Tuesday, May 27, 2025

The Georgia National Guard’s 151st MGB Withstands German Onslaught May 27, 1918.

 By Maj. William Carraway

Historian, Georgia National Guard

 

Map of the Baccarat Sector, Americans All: The Rainbow at War, F. J. Heer Printing Company, 1936, 228A.

As dawn broke on May 26, 1918, more than two months had passed since the Georgia National Guard’s 151st Machine Gun Battalion had suffered a casualty. The Soldiers in front line positions in the Baccarat sector of the Western Front looked forward to relief. Company A and B remained in position in the front lines with the 167th Infantry Regiment at Neuviller while Company C and D remained on duty with the 168th at Ville Negre near Badonviller. The men of Company D were rotating out of front line positions that evening and would be replaced in the line by the machine gun company of the 168th Infantry Regiment after a front-line tour of more than two weeks. Just days before, Companies C and D had repelled German probing attacks and dodged strafing fire from a low flying German plane.[1]

 

Badonviller, France. Photo by Maj. William Carraway.

German artillery fire delayed the relief of Company D, but the men were able to leave the trenches shortly after midnight on the morning of May 27. One hour later the Germans launched a massive gas projector and artillery attack on the American lines in the vicinity of Ville Negre. The lines of the168th Infantry Regiment were bombarded with nearly 1,000 cannisters of phosgene gas which had been fired electronically to synchronize their delivery. The gas fell so fast that there was no time to sound the alarm. Many of the Soldiers were asleep and had to fumble in the darkness for their gas masks. German artillery also fired explosive shells behind the American fighting positions to prevent the troops from evacuating the trenches, thus keeping them in the deadly cloud of gas. Throughout the night, German shells rained down on the Ville Negre Sector, but by dawn, the fire slackened and the men emerged from the trenches to take stock of the damage and treat their wounded.

 

Targets of projector gas attacks. Vol. 17,
U.S. Army Chemical Corps Historical
Office, 1960, 13-14.


By the end of May 27, the 168th Infantry had suffered 270 wounded and 35 killed.[2] First Lt. N. P. Parkinson, an officer in Company D, 151st MGB, reported that the commander of the 168th Machine Gun Company had been killed in the engagement. Second Lt. John Noxon, 1st Sgt. Russel Dudley and Pvt. Charles Anderson of Company D, 151st MGB were treated for gas effects. Parkinson also recalled that 2nd Lt. Louis Sola of Company C, 151st was gassed but would return to duty.[3]

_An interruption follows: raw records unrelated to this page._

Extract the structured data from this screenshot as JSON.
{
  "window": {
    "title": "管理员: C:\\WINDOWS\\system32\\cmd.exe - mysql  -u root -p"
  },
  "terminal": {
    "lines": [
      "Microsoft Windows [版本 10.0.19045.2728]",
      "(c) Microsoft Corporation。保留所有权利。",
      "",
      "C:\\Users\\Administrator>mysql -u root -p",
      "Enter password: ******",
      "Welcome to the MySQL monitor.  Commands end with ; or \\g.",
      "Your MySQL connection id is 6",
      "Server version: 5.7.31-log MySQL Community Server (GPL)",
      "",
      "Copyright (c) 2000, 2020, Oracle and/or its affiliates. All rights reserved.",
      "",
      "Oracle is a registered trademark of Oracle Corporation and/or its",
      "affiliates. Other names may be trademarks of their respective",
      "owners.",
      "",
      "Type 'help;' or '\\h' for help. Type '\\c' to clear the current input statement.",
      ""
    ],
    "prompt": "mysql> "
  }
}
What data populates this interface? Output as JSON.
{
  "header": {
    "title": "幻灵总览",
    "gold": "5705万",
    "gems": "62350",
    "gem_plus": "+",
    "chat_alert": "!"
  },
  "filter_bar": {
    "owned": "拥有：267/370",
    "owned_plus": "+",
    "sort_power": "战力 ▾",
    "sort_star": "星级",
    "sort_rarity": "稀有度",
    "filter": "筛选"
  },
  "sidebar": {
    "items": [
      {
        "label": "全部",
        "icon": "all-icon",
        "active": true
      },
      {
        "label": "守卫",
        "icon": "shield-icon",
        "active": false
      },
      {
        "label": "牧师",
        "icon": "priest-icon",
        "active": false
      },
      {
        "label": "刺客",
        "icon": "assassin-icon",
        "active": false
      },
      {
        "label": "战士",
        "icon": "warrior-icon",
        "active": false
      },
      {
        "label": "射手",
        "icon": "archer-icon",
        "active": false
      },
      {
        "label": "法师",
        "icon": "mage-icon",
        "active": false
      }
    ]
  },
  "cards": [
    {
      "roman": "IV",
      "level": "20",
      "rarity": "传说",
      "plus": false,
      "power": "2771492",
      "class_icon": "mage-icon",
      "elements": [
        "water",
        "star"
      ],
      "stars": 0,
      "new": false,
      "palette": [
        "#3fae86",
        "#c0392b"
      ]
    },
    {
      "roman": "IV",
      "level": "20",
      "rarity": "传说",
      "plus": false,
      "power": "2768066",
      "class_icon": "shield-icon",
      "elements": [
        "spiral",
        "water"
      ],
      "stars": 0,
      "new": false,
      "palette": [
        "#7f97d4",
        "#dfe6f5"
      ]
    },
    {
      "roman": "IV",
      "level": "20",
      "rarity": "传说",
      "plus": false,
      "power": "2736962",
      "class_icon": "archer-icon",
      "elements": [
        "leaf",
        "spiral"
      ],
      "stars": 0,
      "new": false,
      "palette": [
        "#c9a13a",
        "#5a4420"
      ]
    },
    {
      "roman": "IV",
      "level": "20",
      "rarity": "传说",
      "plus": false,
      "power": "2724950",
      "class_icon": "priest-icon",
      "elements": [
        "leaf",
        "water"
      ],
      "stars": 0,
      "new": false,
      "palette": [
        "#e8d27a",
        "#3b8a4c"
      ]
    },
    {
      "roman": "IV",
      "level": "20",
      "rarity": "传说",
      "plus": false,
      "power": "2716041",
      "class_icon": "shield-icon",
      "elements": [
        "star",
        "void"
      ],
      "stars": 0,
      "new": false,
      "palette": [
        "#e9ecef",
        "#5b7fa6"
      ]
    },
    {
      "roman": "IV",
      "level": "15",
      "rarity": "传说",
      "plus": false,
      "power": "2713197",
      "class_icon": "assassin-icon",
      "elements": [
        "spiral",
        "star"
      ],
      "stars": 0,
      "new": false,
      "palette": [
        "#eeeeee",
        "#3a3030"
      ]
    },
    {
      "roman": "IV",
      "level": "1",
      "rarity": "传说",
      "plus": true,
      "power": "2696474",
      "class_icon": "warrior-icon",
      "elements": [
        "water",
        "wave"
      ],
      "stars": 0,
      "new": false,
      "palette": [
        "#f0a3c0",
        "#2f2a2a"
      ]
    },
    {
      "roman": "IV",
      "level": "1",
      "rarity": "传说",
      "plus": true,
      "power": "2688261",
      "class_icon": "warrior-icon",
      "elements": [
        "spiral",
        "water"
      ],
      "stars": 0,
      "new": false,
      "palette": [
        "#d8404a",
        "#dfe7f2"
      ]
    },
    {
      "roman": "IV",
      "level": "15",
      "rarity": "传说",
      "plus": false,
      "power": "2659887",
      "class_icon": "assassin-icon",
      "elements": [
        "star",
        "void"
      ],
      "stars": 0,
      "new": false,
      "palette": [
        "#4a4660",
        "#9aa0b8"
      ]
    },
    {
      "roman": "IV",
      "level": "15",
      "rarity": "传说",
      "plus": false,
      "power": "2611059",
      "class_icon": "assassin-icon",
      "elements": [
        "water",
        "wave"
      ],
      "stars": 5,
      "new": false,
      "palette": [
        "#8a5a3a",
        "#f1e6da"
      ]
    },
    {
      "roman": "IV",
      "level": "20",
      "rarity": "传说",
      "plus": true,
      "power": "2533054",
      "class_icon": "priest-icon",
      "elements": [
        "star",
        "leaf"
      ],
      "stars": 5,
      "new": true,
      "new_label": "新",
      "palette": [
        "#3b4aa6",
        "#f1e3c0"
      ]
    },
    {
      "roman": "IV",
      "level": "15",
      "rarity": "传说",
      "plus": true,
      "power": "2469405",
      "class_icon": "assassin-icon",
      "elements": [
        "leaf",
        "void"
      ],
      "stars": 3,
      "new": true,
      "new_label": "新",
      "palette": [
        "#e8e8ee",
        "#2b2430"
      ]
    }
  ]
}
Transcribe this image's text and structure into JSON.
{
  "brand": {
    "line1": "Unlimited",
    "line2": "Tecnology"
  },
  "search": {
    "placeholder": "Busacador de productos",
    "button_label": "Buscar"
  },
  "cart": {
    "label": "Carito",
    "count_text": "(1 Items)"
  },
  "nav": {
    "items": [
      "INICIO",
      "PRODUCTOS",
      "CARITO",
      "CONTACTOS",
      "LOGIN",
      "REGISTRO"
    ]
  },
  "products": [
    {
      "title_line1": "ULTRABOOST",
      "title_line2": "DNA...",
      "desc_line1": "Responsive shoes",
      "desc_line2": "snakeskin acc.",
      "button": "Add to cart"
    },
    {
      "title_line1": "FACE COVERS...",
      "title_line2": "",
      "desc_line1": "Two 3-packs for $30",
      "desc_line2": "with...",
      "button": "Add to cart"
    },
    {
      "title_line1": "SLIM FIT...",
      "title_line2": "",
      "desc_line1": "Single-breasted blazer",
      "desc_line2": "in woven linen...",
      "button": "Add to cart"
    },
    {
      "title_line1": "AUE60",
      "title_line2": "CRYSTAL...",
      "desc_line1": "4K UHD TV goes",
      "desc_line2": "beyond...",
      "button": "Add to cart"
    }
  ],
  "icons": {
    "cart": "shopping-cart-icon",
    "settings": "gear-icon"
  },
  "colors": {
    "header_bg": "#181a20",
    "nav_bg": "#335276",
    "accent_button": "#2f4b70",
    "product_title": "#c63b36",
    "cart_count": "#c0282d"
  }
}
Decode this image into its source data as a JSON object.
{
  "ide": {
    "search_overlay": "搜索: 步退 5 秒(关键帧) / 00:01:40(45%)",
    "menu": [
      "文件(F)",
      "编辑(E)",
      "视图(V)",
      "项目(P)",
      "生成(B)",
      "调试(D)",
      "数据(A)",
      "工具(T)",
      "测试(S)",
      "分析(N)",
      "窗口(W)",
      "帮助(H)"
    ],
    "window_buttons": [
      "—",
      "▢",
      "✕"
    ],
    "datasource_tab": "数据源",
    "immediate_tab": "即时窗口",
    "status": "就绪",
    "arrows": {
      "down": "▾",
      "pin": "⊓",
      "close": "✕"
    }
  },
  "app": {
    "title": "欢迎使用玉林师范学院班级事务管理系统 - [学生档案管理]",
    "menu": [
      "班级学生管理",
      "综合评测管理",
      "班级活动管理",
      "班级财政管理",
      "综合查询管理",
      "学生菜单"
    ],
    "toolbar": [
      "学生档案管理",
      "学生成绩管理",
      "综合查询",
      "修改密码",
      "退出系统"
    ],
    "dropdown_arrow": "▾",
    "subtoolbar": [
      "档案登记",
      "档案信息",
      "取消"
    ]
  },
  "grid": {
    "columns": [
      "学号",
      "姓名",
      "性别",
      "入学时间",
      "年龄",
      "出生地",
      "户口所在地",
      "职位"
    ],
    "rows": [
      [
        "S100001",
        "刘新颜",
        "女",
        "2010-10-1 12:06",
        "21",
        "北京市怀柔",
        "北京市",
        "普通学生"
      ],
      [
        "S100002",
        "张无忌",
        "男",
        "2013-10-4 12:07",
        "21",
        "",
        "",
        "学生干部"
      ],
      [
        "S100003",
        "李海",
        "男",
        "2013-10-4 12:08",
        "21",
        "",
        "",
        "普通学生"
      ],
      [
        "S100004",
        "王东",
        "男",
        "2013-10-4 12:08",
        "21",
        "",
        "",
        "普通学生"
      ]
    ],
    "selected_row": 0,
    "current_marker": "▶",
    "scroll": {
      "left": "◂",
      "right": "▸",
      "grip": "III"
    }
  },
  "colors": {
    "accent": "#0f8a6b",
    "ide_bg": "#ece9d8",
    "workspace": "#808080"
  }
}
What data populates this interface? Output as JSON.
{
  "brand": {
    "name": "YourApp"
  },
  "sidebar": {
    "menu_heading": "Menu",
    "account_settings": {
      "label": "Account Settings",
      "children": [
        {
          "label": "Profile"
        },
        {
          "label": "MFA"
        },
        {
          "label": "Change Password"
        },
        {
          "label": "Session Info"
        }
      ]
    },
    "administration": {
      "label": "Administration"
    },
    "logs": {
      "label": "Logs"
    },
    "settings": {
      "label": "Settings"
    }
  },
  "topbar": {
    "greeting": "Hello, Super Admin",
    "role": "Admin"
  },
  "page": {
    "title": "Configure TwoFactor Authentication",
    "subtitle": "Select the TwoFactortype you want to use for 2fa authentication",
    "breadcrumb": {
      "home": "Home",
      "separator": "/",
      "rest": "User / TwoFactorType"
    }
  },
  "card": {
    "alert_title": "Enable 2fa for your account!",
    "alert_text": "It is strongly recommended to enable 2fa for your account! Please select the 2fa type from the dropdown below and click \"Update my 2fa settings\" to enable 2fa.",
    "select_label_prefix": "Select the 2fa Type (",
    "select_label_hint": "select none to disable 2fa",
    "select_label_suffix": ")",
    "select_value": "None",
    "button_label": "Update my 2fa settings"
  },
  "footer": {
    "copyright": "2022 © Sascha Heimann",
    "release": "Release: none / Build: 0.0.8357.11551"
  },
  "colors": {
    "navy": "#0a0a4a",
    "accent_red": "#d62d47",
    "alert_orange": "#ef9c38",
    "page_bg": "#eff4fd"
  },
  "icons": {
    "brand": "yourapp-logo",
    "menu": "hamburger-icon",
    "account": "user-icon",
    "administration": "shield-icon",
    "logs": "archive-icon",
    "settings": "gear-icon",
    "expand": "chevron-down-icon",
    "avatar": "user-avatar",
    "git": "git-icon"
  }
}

May 28th brought more gas and more probing infantry raids but no additional casualties to the 151st.

 

Soldiers of Company A and B, 151st MGB were not hit by the gas attacks but were similarly pinned down by artillery fire in their trench positions in Neuviller west of Ville Negre. As ambulances shuttled wounded from the trenches to aid stations at Pexonne and Baccarat, Corporal Robert G. Burton of Company A, 151st, wrote home to his family in Monroe, Ga. Despite the ferocity of the attacks, Burton suggested the German offensive revealed desperation and expressed the belief that the war will be ended by the first of 1919.” [4]

 

Soldiers of Company A and B, 151st MGB were entrenched near Neuviller Les Badonviller. Photo by Maj. William Carraway

On June 11, 1918, the citizens of Macon received the grim news from the War Department that four Macon Soldiers of Company C, 151st, in addition to 2nd Lt. Sola, were casualties of the May 27, 1918, gas attack. Second Lt. John Cutler had been treated for gas effects but would return to the battalion. Private 1st Class William Pope also recovered and rejoined company C. He would be wounded two months later during the Second Battle of the Marne. Private 1st Class Melbourne Smith suffered more severe effects from the gas and would ultimately be discharged with fifty percent service connected disability. Corporal Jarvis Moore, a 20-year-old veteran of the 1916 Mexican Border expedition, was severely wounded by gas but returned to the battalion.  He was mortally wounded October 18, 1918 and died the next day. 

Cpl. Jarvis Moore.


 



[1] N. P. Parkinson and Joel R. Parkinson, Commanding Fire: An Officers Life in the 151st Machine Gun Battalion, 42nd Rainbow Division during World War I, Atglen, PA: Schiffer Pub., 2013, 52.

[2] Cochrane, Rexmond C. U.S. Army Chemical Corps Historical Studies Gas Warfare in World War I: The 42nd Division before Landres Et St. Georges October 1918. Vol. 17, U.S. Army Chemical Corps Historical Office, 1960, 13-14.

[3] Parkinson, N. P., and Joel R. Parkinson. Commanding Fire: An Officers Life in the 151st Machine Gun Battalion, 42nd Rainbow Division during World War I, Atglen, PA: Schiffer Pub., 2013, 53-55 and 248.

[4] Robert G. Burton to Frank Burton. May 27, 1918.